Selecting a good fund to invest in is definitely an important first step. And there is no better place to start than the Value Research Fund Rating on valueresearchonline.com. In one go you can get a snapshot on the best performing funds in terms of their historical risk-adjusted returns. Funds, which are rated as Four and Five Stars, have some of the best risk-adjusted returns in their category.
However, ratings are only the starting point. After selecting the funds you want to invest in, you should look for their investment objectives and aims. You should be comfortable with the way a fund generates its returns. Two funds may be rated as Five Star, but one may generate returns through a concentrated portfolio, while the other may be more diversified.

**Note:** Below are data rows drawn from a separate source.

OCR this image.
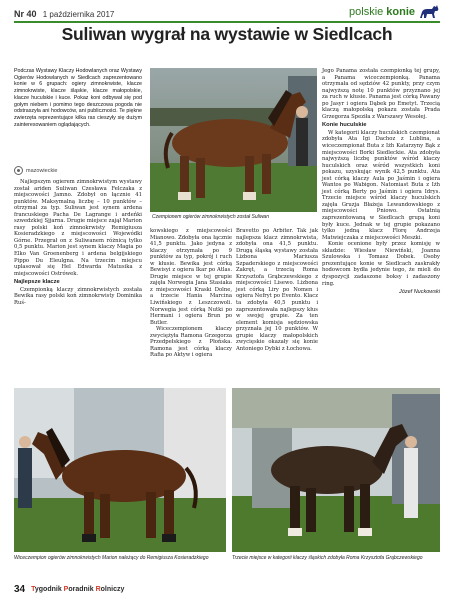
Nr 40 1 października 2017	polskie konie
Suliwan wygrał na wystawie w Siedlcach
Podczas Wystawy Klaczy Hodowlanych oraz Wystawy Ogierów Hodowlanych w Siedlcach zaprezentowano konie w 6 grupach: ogiery zimnokrwiste, klacze zimnokrwiste, klacze śląskie, klacze małopolskie, klacze huculskie i kuce. Pokaz koni odbywał się pod gołym niebem i pomimo tego deszczowa pogoda nie odstraszyła ani hodowców, ani publiczności. Te piękne zwierzęta reprezentujące kilka ras cieszyły się dużym zainteresowaniem oglądających.
mazowieckie

Najlepszym ogierem zimnokrwistym wystawy został ariden Suliwan Czesława Felczaka z miejscowości Jamno. Zdobył on łącznie 41 punktów. Maksymalną liczbę – 10 punktów – otrzymał za typ. Suliwan jest synem ardena francuskiego Pacha De Lagrange i ardeńki szwedzkiej Sjjarna. Drugie miejsce zajął Marion rasy polski koń zimnokrwisty Remigiusza Kosieradzkiego z miejscowości Wojewódki Górne. Przegrał on z Suliwanem różnicą tylko 0,5 punktu. Marion jest synem klaczy Magia po Elko Van Groenenberg i ardena belgijskiego Pippo Du Eleulgna. Na trzecim miejscu uplasował się Hel Edwarda Matusika z miejscowości Ostrówek.

Najlepsze klacze

Czempionką klaczy zimnokrwistych została Bewika rasy polski koń zimnokrwisty Dominika Ruś-

Czempionem ogierów zimnokrwistych został Suliwan

kowskiego z miejscowości Mianowo. Zdobyła ona łącznie 41,5 punktu. Jako jedyna z klaczy otrzymała po 9 punktów za typ, pokrój i ruch w kłusie. Bewika jest córką Bewisyi z ogiera Ikar po Atlas. Drugie miejsce w tej grupie zajęła Norwegia Jana Stasiaka z miejscowości Kraski Dolne, a trzecie Hania Marcina Liwińskiego z Leszczowoli. Norwegia jest córką Nutki po Hermani i ogiera Brun po Butler.

Wiceczempionem klaczy zwyciężyła Ramona Grzegorza Przedpełskiego z Płońska. Ramona jest córką klaczy Rafia po Aktyw i ogiera

Bravetto po Arbiter. Tak jak najlepsza klacz zimnokrwista, zdobyła ona 41,5 punktu. Drugą śląską wystawy została Lizbona Mariusza Szpaderskiego z miejscowości Zakręt, a trzecią Roma Krzysztofa Grąbczewskiego z miejscowości Lisewo. Lizbona jest córką Liry po Nomen i ogiera Nefryt po Evento. Klacz ta zdobyła 40,5 punktu i zaprezentowała najlepszy kłus w swojej grupie. Za ten element komisja sędziowska przyznała jej 10 punktów. W grupie klaczy małopolskich zwycięskie okazały się konie Antoniego Dybki z Łochowa.

Jego Panama została czempionką tej grupy, a Panama wiceczempionką. Panama otrzymała od sędziów 42 punkty, przy czym najwyższą notę 10 punktów przyznano jej za ruch w kłusie. Panama jest córką Pawany po Jasyr i ogiera Dąbek po Emetyt. Trzecią klaczą małopolską pokazu została Prada Grzegorza Speziła z Warszawy Wesołej.

Konie huculskie

W kategorii klaczy huculskich czempionat zdobyła Ata Igi Dachoz z Lublina, a wiceczempionat Buta z Iżh Katarzyny Bąk z miejscowości Borki Siedleckie. Ata zdobyła najwyższą liczbę punktów wśród klaczy huculskich oraz wśród wszystkich koni pokazu, uzyskując wynik 42,5 punktu. Ata jest córką klaczy Aula po Jaśmin i ogiera Wantos po Wabigon. Natomiast Buta z Iżh jest córką Berty po Jaśmin i ogiera Idrys. Trzecie miejsce wśród klaczy huculskich zajęła Gruzja Błażeja Lewandowskiego z miejscowości Pniowo. Ostatnią zaprezentowaną w Siedlcach grupą koni były kuce. Jednak w tej grupie pokazano tylko jedną klacz Florę Andrzeja Matwiejczaka z miejscowości Meszki.

Konie ocenione były przez komisję w składzie: Wiesław Niewiński, Joanna Szulowska i Tomasz Dobek. Osoby prezentujące konie w Siedlcach zaskrakły hodowcom bydła jedynie tego, że mieli do dyspozycji zadaszone boksy i zadaszony ring.

Józef Nuckowski
Wiceczempion ogierów zimnokrwistych Marion należący do Remigiusza Kosieradzkiego	Trzecie miejsce w kategorii klaczy śląskich zdobyła Roma Krzysztofa Grąbczewskiego
34 Tygodnik Poradnik Rolniczy
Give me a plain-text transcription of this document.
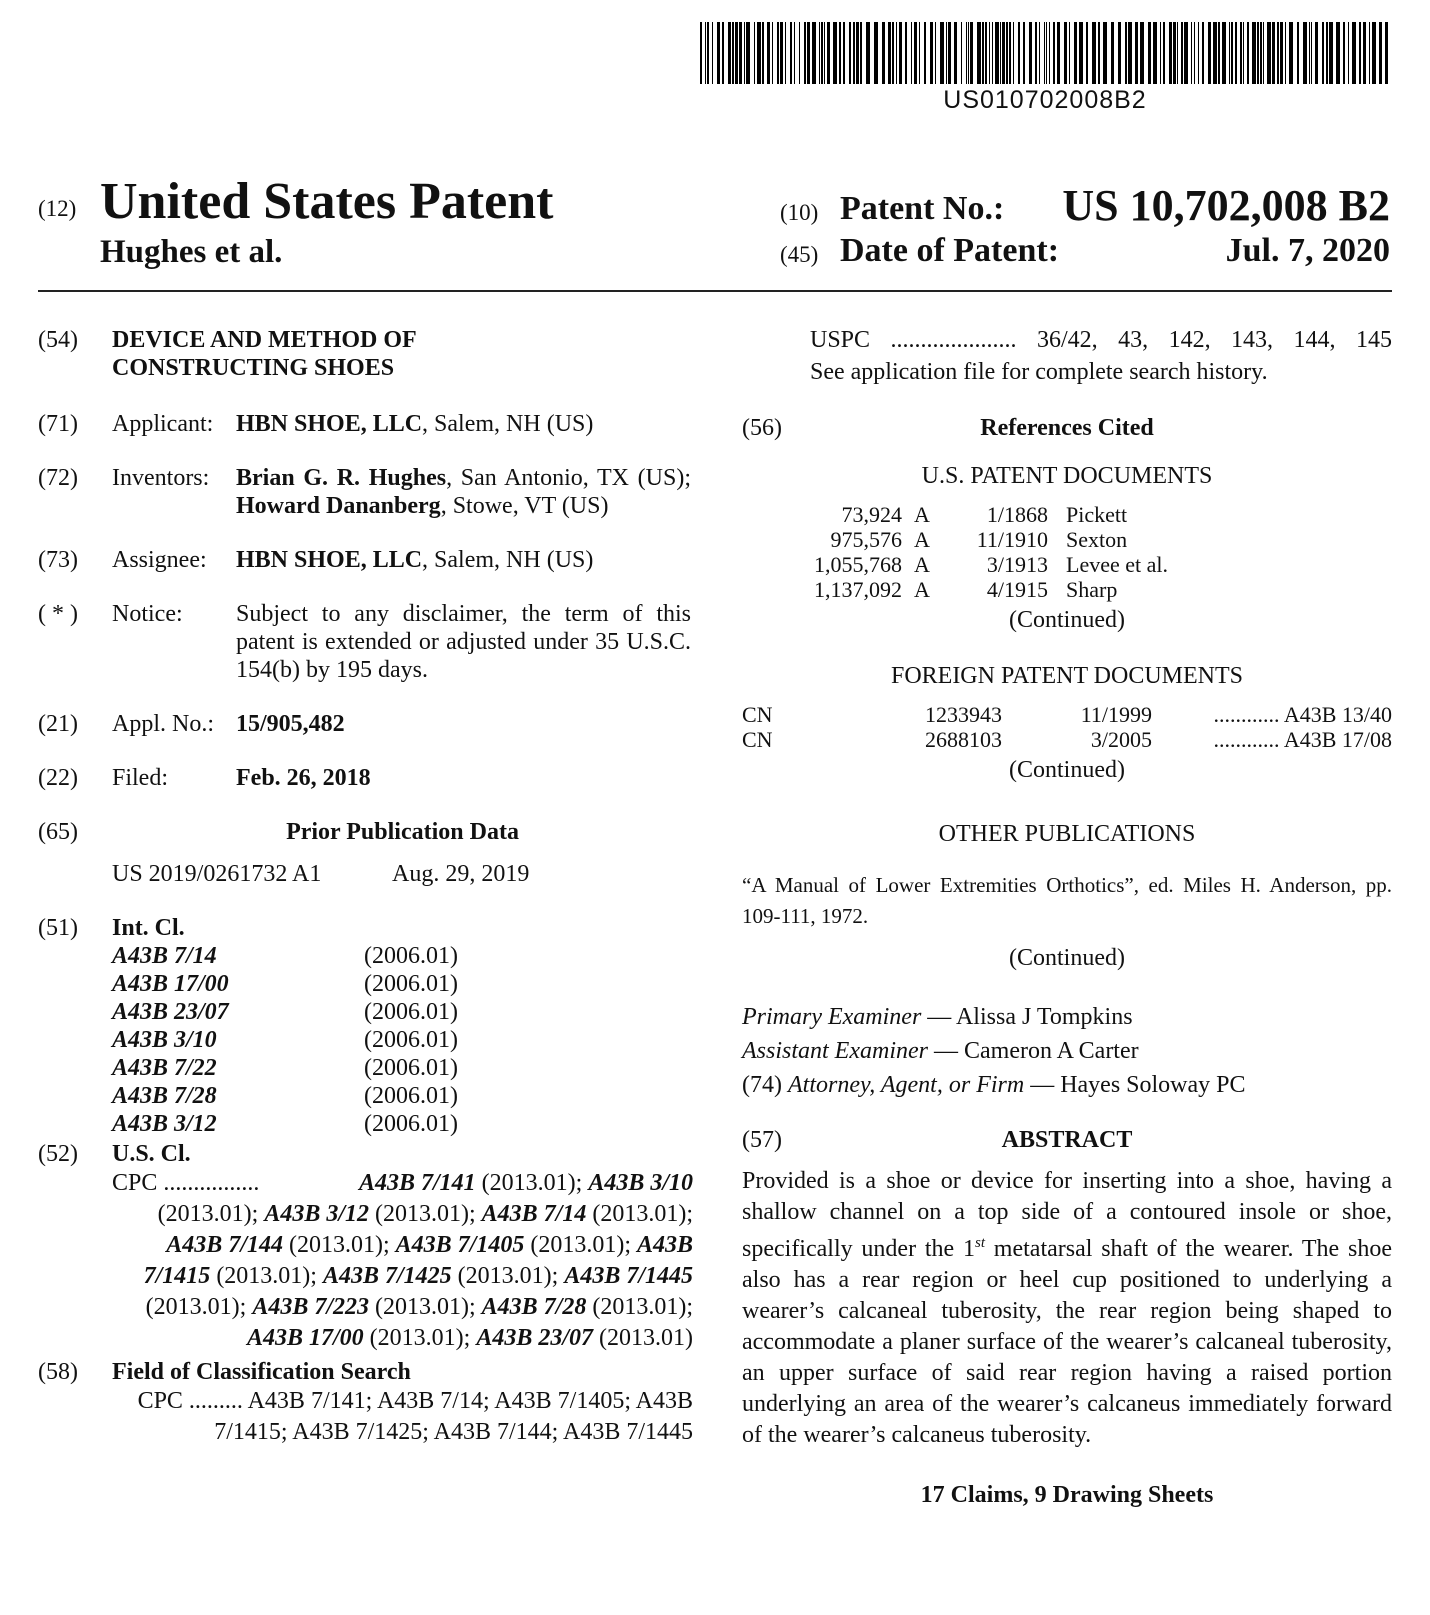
US010702008B2
(12) United States Patent
Hughes et al.
(10) Patent No.: US 10,702,008 B2
(45) Date of Patent:	Jul. 7, 2020
(54) DEVICE AND METHOD OF
CONSTRUCTING SHOES
(71) Applicant: HBN SHOE, LLC, Salem, NH (US)
(72) Inventors: Brian G. R. Hughes, San Antonio, TX (US); Howard Dananberg, Stowe, VT (US)
(73) Assignee: HBN SHOE, LLC, Salem, NH (US)
( * ) Notice: Subject to any disclaimer, the term of this patent is extended or adjusted under 35 U.S.C. 154(b) by 195 days.
(21) Appl. No.: 15/905,482
(22) Filed:	Feb. 26, 2018
(65)	Prior Publication Data
US 2019/0261732 A1	Aug. 29, 2019
(51) Int. Cl.
A43B 7/14	(2006.01)
A43B 17/00	(2006.01)
A43B 23/07	(2006.01)
A43B 3/10	(2006.01)
A43B 7/22	(2006.01)
A43B 7/28	(2006.01)
A43B 3/12	(2006.01)
(52) U.S. Cl.
CPC ................	A43B 7/141 (2013.01); A43B 3/10 (2013.01); A43B 3/12 (2013.01); A43B 7/14 (2013.01); A43B 7/144 (2013.01); A43B 7/1405 (2013.01); A43B 7/1415 (2013.01); A43B 7/1425 (2013.01); A43B 7/1445 (2013.01); A43B 7/223 (2013.01); A43B 7/28 (2013.01); A43B 17/00 (2013.01); A43B 23/07 (2013.01)
(58) Field of Classification Search
CPC ......... A43B 7/141; A43B 7/14; A43B 7/1405; A43B 7/1415; A43B 7/1425; A43B 7/144; A43B 7/1445
USPC ..................... 36/42, 43, 142, 143, 144, 145
See application file for complete search history.
(56)	References Cited
U.S. PATENT DOCUMENTS
73,924 A	1/1868 Pickett
975,576 A	11/1910 Sexton
1,055,768 A	3/1913 Levee et al.
1,137,092 A	4/1915 Sharp
(Continued)
FOREIGN PATENT DOCUMENTS
CN	1233943	11/1999	............ A43B 13/40
CN	2688103	3/2005	............ A43B 17/08
(Continued)
OTHER PUBLICATIONS
“A Manual of Lower Extremities Orthotics”, ed. Miles H. Anderson, pp. 109-111, 1972.
(Continued)
Primary Examiner — Alissa J Tompkins
Assistant Examiner — Cameron A Carter
(74) Attorney, Agent, or Firm — Hayes Soloway PC
(57)	ABSTRACT
Provided is a shoe or device for inserting into a shoe, having a shallow channel on a top side of a contoured insole or shoe, specifically under the 1st metatarsal shaft of the wearer. The shoe also has a rear region or heel cup positioned to underlying a wearer’s calcaneal tuberosity, the rear region being shaped to accommodate a planer surface of the wearer’s calcaneal tuberosity, an upper surface of said rear region having a raised portion underlying an area of the wearer’s calcaneus immediately forward of the wearer’s calcaneus tuberosity.
17 Claims, 9 Drawing Sheets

Some funds may move heavily into cash while others may remain fully invested. Similarly, some schemes may invest heavily in mid-caps, while others will stick to large-caps. So, it is not just important that a fund generates high risk-adjusted returns but how does it do it. As ratings are a purely quantitative exercise, they cannot capture these facets of a fund's performance.
You may feel that this calls for quite an effort and you are correct. Choosing good funds requires spending time and effort. Ratings can help, but they cannot take you all the way to your destination.
Once you have selected your funds, do work out an asset allocation-i.e. the amount you will invest in equity and debt. This will depend on the risk you can take and the duration for which you can remain invested. As a general rule, for a period greater than three to five years, equities are suitable, while for smaller time periods, you should opt for debt instruments. Along the way, do rebalance your portfolio at regular intervals so that your ideal allocation is maintained. Happy investing!